Je ne sais pas si c’est suffisant, mais c’est absolument nécessaire et cela aurait dû être adopté depuis longtemps. L’Ukraine mobilise trop peu et trop tard. Cette loi ne lui permet pas d’opposer, dans un avenir proche, à l’armée russe des troupes suffisamment entraînées au niveau individuel et collectif, puisqu’elle nécessite au moins un an de formation. Cette mobilisation n’est pas non plus assez importante. La France de 1914 avait à peu près la même population que l’Ukraine aujourd’hui (NDLR : 38-39 millions) et, pendant la Première Guerre mondiale, nous avons mobilisé trois millions d’hommes. L’Ukraine est bien en dessous de ce chiffre ! J’espère néanmoins que cette mobilisation empêchera les Russes de percer les lignes de défense.

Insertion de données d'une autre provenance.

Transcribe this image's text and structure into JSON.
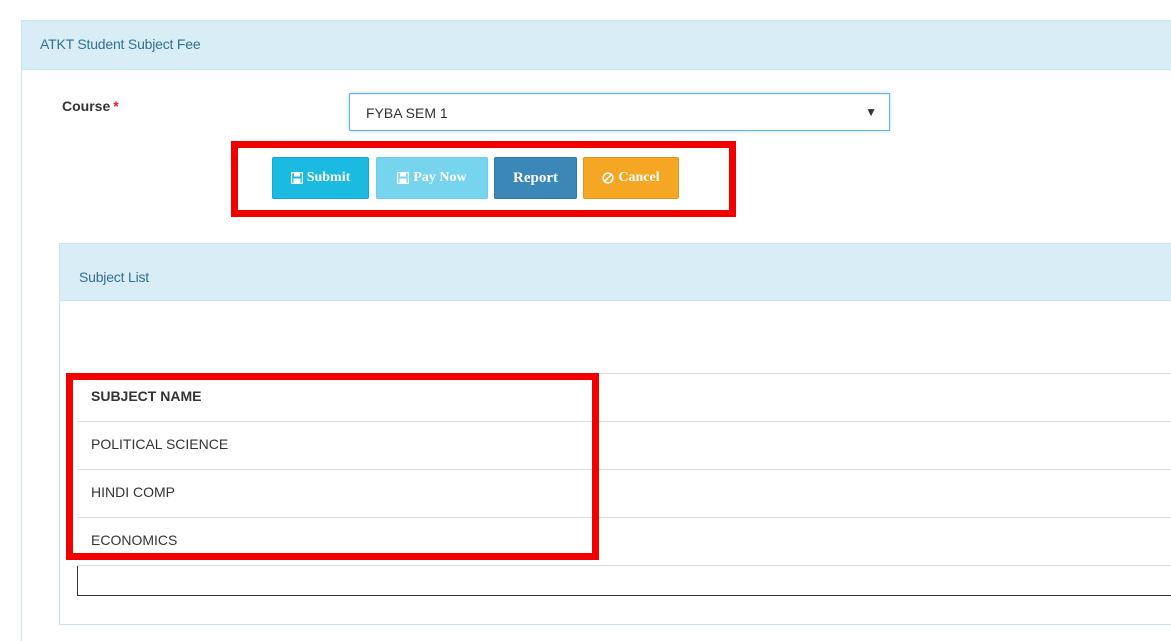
{
  "panel": {
    "title": "ATKT Student Subject Fee"
  },
  "form": {
    "course_label": "Course",
    "required_mark": "*",
    "course_value": "FYBA SEM 1"
  },
  "buttons": {
    "submit": "Submit",
    "pay_now": "Pay Now",
    "report": "Report",
    "cancel": "Cancel"
  },
  "subject_list": {
    "title": "Subject List",
    "header": "SUBJECT NAME",
    "rows": [
      "POLITICAL SCIENCE",
      "HINDI COMP",
      "ECONOMICS"
    ]
  },
  "colors": {
    "highlight": "#f20000",
    "panel_heading": "#d9edf7",
    "submit": "#1bbae1",
    "pay_now": "#76d4ee",
    "report": "#3a87b8",
    "cancel": "#f5a623"
  },
  "icons": {
    "submit": "save-icon",
    "pay_now": "save-icon",
    "cancel": "ban-icon",
    "select": "caret-down-icon"
  }
}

Vous le jugez nécessaire, mais la population a très mal accueilli cette mesure…

Une partie de la population ukrainienne voit d’un mauvais oeil cette loi sur la mobilisation car ces soldats seraient invités à aller récupérer une partie du pays, à savoir la partie orientale incluant la Crimée, qui n’est pas du tout ukrainienne. leurs yeux. Ils ne veulent pas voir leurs compatriotes mourir pour une région avec laquelle ils n’ont pas beaucoup de similitudes. Mais cette loi est nécessaire ! Ou l’Ukraine arrête la guerre. Comme le disaient les Américains, « la liberté n’est pas gratuite ». Ceux qui voulaient s’impliquer l’ont fait. Ceux qui restent ne veulent pas, donc évidemment ils sont récalcitrants. La population ukrainienne est devenue comme la population française et certainement belge : très individualiste. Elle ne comprend pas que sans défense collective, il n’y a plus de libertés individuelles.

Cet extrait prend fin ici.